The author discusses his latest book and a reoccurring theme in his work.
  As I finished the art for my new picture book, Night Out (Random, May, 2018), it dawned on me that aloneness is a recurring theme in the stories I tell. I can’t even pretend to consciously orchestrate all that goes into creating a compelling picture book. I can only listen closely to my thoughts and feelings. I never set out to tackle that theme. You might say it found me. One of my favorite artists, Andrew Wyeth once said, “I think anything…which is contemplative, silent, shows a person alone—people always feel is sad. Is it because we've lost the art of being alone?” This quote made me wonder: Is there really an art to being alone? I soon came to realize that there is a distinct difference between being alone and being lonely.  When I was a child I had an older brother and plenty of kids in the neighborhood to run around with. I didn’t want for friends. But I did crave those quiet moments when I could be alone—when I could close my eyes, and in the darkness, imagine. Sometimes I would squint until only flickers of light—a passageway to something new—could pass my eyelashes, and I would make up stories about the shapes I saw.

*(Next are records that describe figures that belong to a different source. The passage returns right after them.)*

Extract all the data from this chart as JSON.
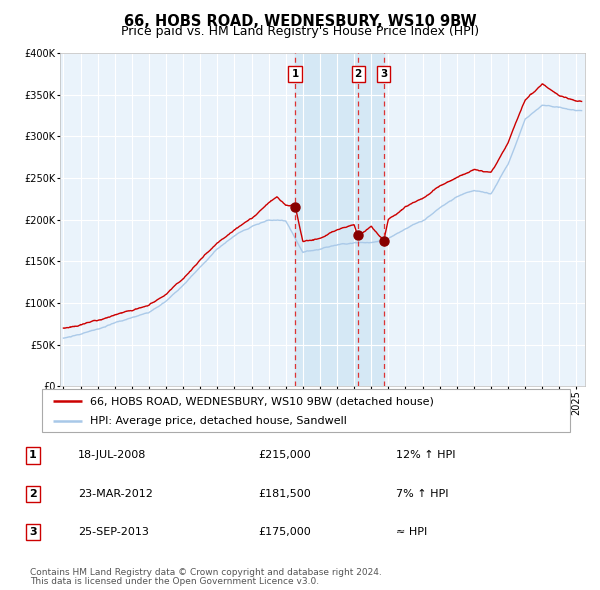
{
  "title": "66, HOBS ROAD, WEDNESBURY, WS10 9BW",
  "subtitle": "Price paid vs. HM Land Registry's House Price Index (HPI)",
  "background_color": "#ffffff",
  "plot_bg_color": "#eaf3fb",
  "grid_color": "#ffffff",
  "hpi_line_color": "#a8c8e8",
  "price_line_color": "#cc0000",
  "sale_marker_color": "#880000",
  "dashed_line_color": "#dd3333",
  "shade_color": "#c8dff0",
  "ylim": [
    0,
    400000
  ],
  "yticks": [
    0,
    50000,
    100000,
    150000,
    200000,
    250000,
    300000,
    350000,
    400000
  ],
  "xlim_start": 1994.8,
  "xlim_end": 2025.5,
  "xtick_years": [
    1995,
    1996,
    1997,
    1998,
    1999,
    2000,
    2001,
    2002,
    2003,
    2004,
    2005,
    2006,
    2007,
    2008,
    2009,
    2010,
    2011,
    2012,
    2013,
    2014,
    2015,
    2016,
    2017,
    2018,
    2019,
    2020,
    2021,
    2022,
    2023,
    2024,
    2025
  ],
  "sale_dates": [
    2008.54,
    2012.23,
    2013.73
  ],
  "sale_prices": [
    215000,
    181500,
    175000
  ],
  "sale_labels": [
    "1",
    "2",
    "3"
  ],
  "legend_red_label": "66, HOBS ROAD, WEDNESBURY, WS10 9BW (detached house)",
  "legend_blue_label": "HPI: Average price, detached house, Sandwell",
  "table_rows": [
    [
      "1",
      "18-JUL-2008",
      "£215,000",
      "12% ↑ HPI"
    ],
    [
      "2",
      "23-MAR-2012",
      "£181,500",
      "7% ↑ HPI"
    ],
    [
      "3",
      "25-SEP-2013",
      "£175,000",
      "≈ HPI"
    ]
  ],
  "footnote1": "Contains HM Land Registry data © Crown copyright and database right 2024.",
  "footnote2": "This data is licensed under the Open Government Licence v3.0.",
  "title_fontsize": 10.5,
  "subtitle_fontsize": 9,
  "tick_fontsize": 7,
  "legend_fontsize": 8,
  "table_fontsize": 8,
  "footnote_fontsize": 6.5,
  "hpi_anchors_year": [
    1995,
    1996,
    1997,
    1998,
    1999,
    2000,
    2001,
    2002,
    2003,
    2004,
    2005,
    2006,
    2007,
    2008,
    2009,
    2010,
    2011,
    2012,
    2013,
    2014,
    2015,
    2016,
    2017,
    2018,
    2019,
    2020,
    2021,
    2022,
    2023,
    2024,
    2025
  ],
  "hpi_anchors_val": [
    58000,
    62000,
    68000,
    75000,
    81000,
    88000,
    101000,
    119000,
    141000,
    163000,
    179000,
    191000,
    199000,
    196000,
    159000,
    163000,
    169000,
    173000,
    174000,
    179000,
    191000,
    201000,
    216000,
    229000,
    236000,
    231000,
    266000,
    321000,
    339000,
    336000,
    331000
  ],
  "price_anchors_year": [
    1995,
    1996,
    1997,
    1998,
    1999,
    2000,
    2001,
    2002,
    2003,
    2004,
    2005,
    2006,
    2007,
    2007.5,
    2008,
    2008.54,
    2009,
    2010,
    2011,
    2012,
    2012.23,
    2013,
    2013.73,
    2014,
    2015,
    2016,
    2017,
    2018,
    2019,
    2020,
    2021,
    2022,
    2023,
    2024,
    2025
  ],
  "price_anchors_val": [
    70000,
    74000,
    80000,
    86000,
    90000,
    97000,
    110000,
    126000,
    149000,
    170000,
    186000,
    200000,
    218000,
    225000,
    215000,
    215000,
    172000,
    176000,
    188000,
    195000,
    181500,
    192000,
    175000,
    200000,
    214000,
    224000,
    239000,
    251000,
    258000,
    254000,
    290000,
    342000,
    362000,
    347000,
    342000
  ]
}
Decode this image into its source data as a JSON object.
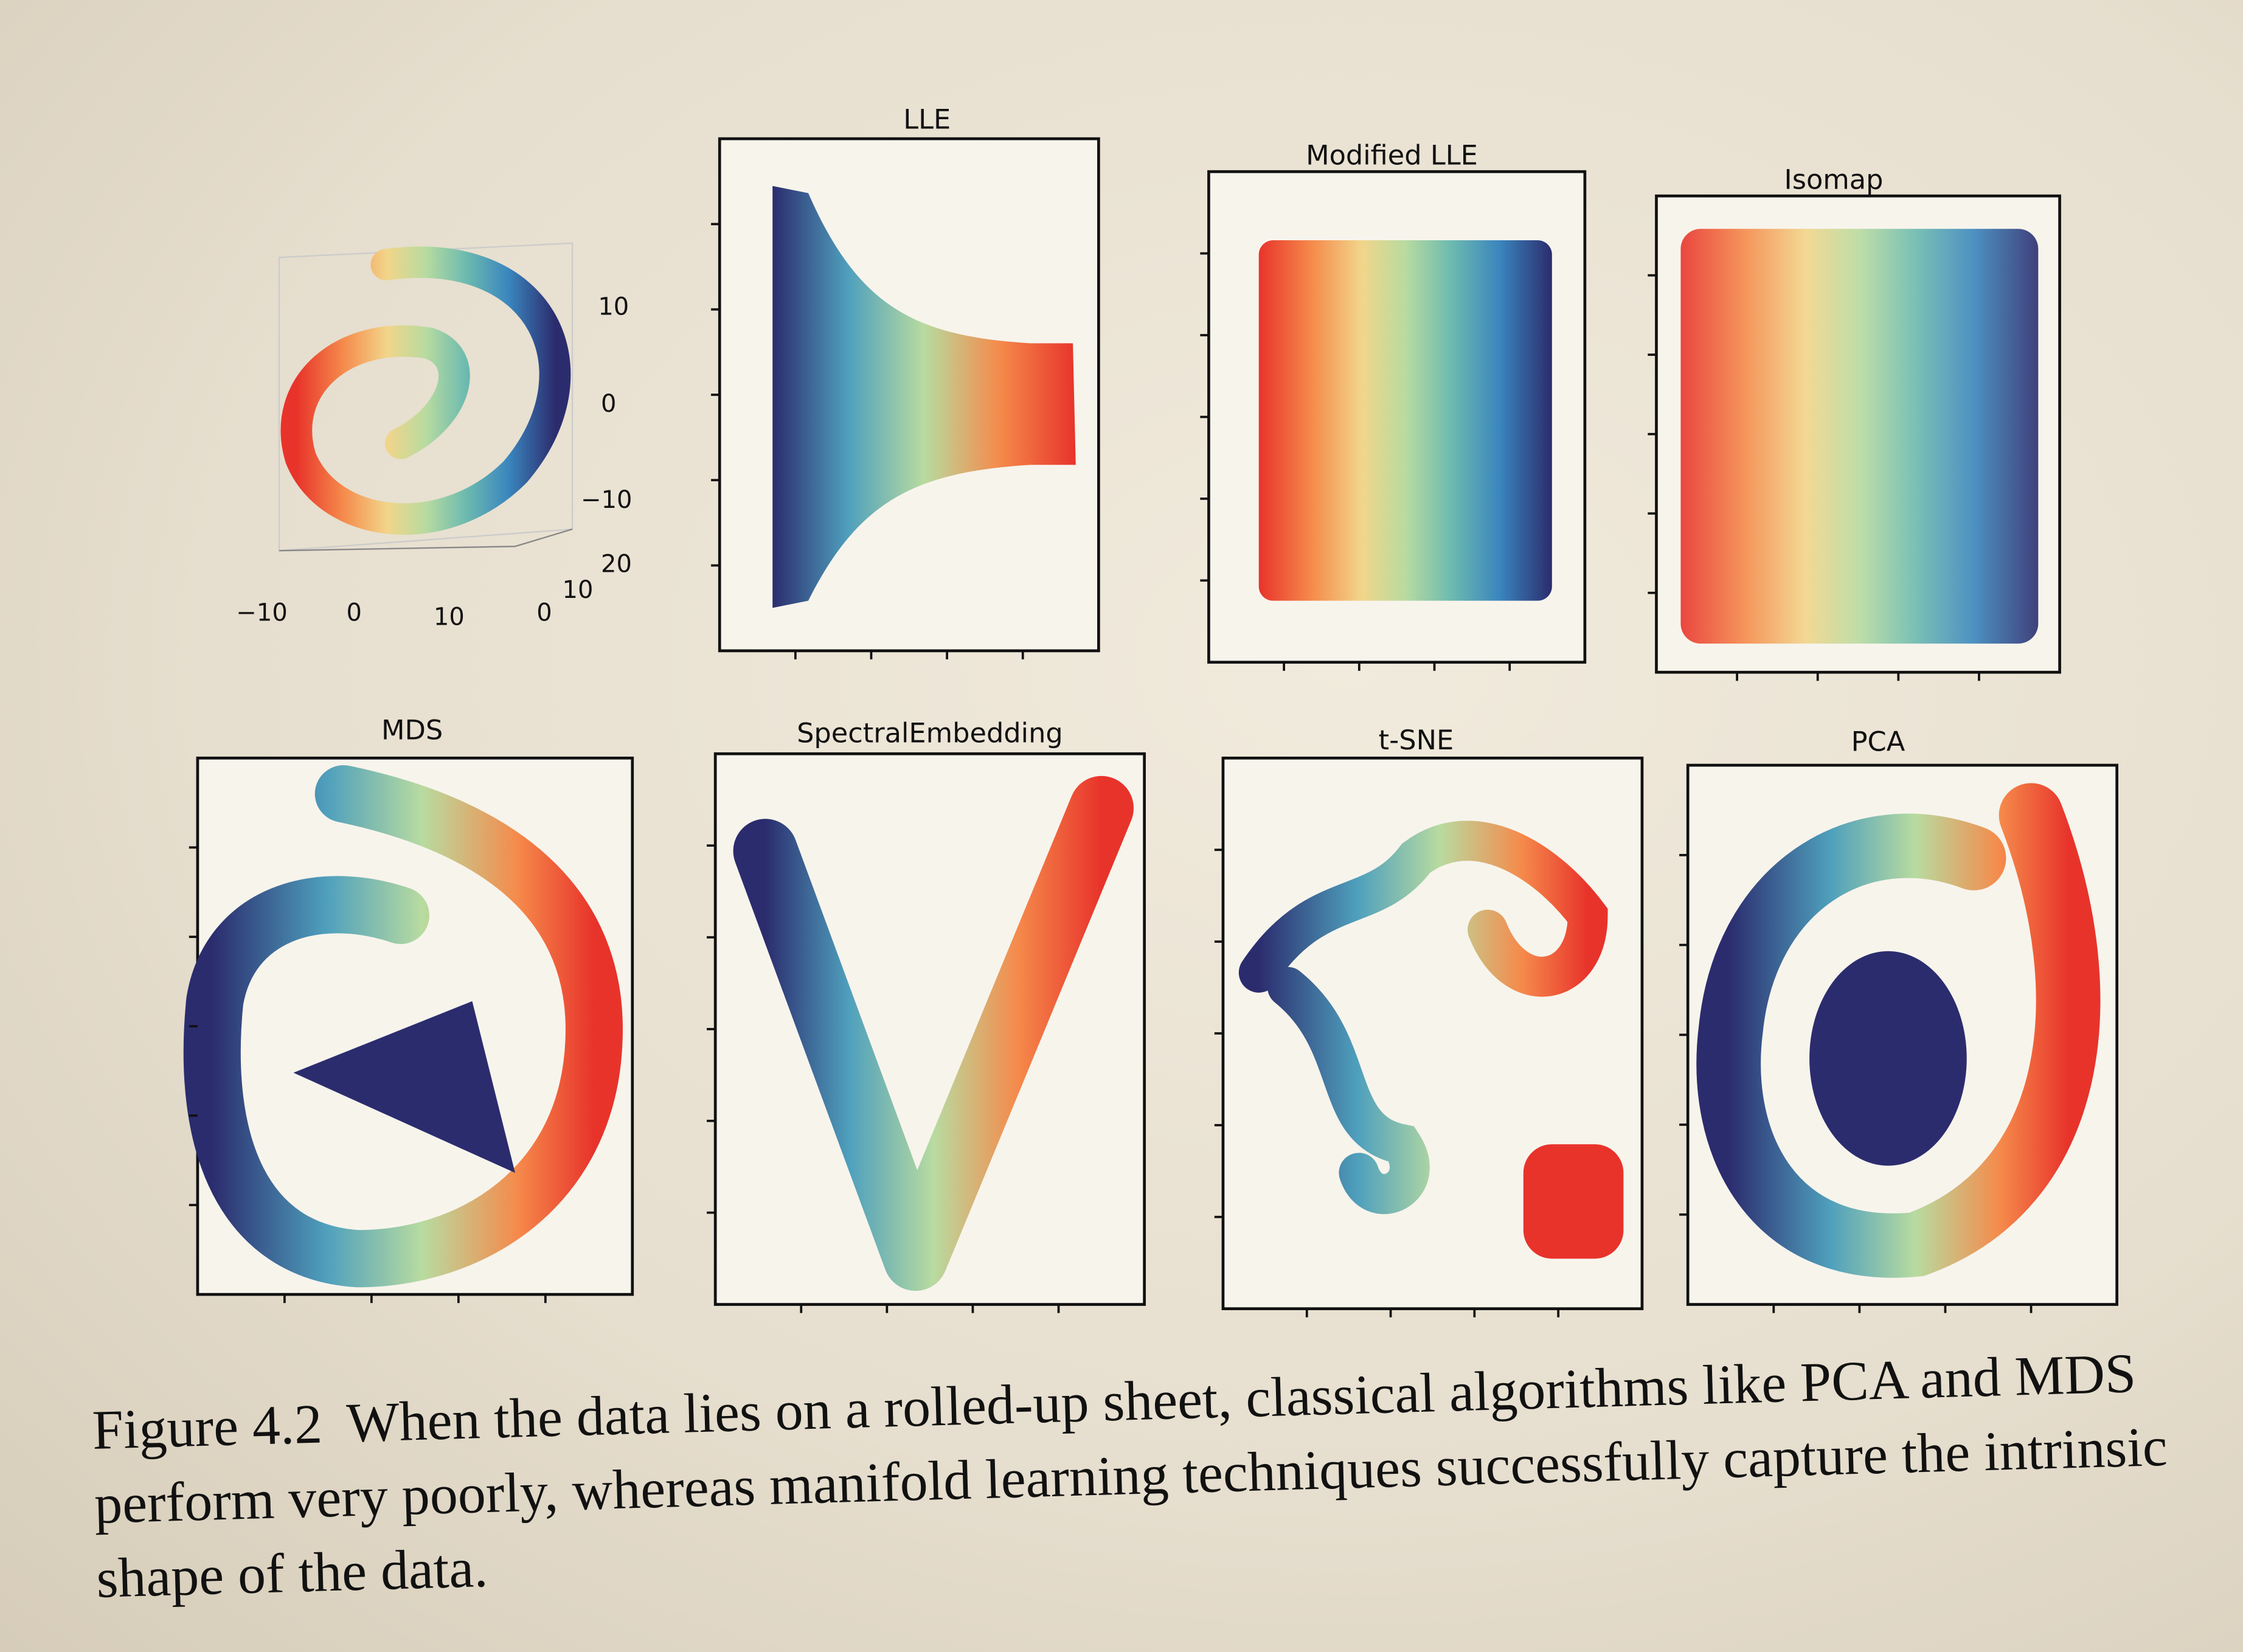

Daniel Miyares at work Photo by Stella Miyares

And then, when I came back to reality, I would start to draw! (At four years old I had discovered that with a pencil, paper, and a portion of courage I could explore anything I wanted.) Drawing quickly became my escape, my truth teller, my shield, my praise-getter, my own private joy. As I grew older, I learned that one’s imagination is a vast, endless world that each of us, alone, has unlimited access to. Of course we can report back to others on what we see, but only we get to discover, firsthand, the wonders that live there. The words I write and the pictures I paint are my way of sharing all the places I’ve been. In Night Out I wanted to show a child literally gaining access to his imagination. The story begins with a young boy who has reluctantly found himself alone among others. But it is just this solitude that enables him to discover a small thing that others miss; he finds an invitation to venture into the unknown. And despite his fear and uncertainty, he ventures forth…. I like to think of Night Out as a letter of encouragement to those who are feeling lonely in the face of aloneness--my personal invitation to young readers and listeners to escape into the wonders of your imagination.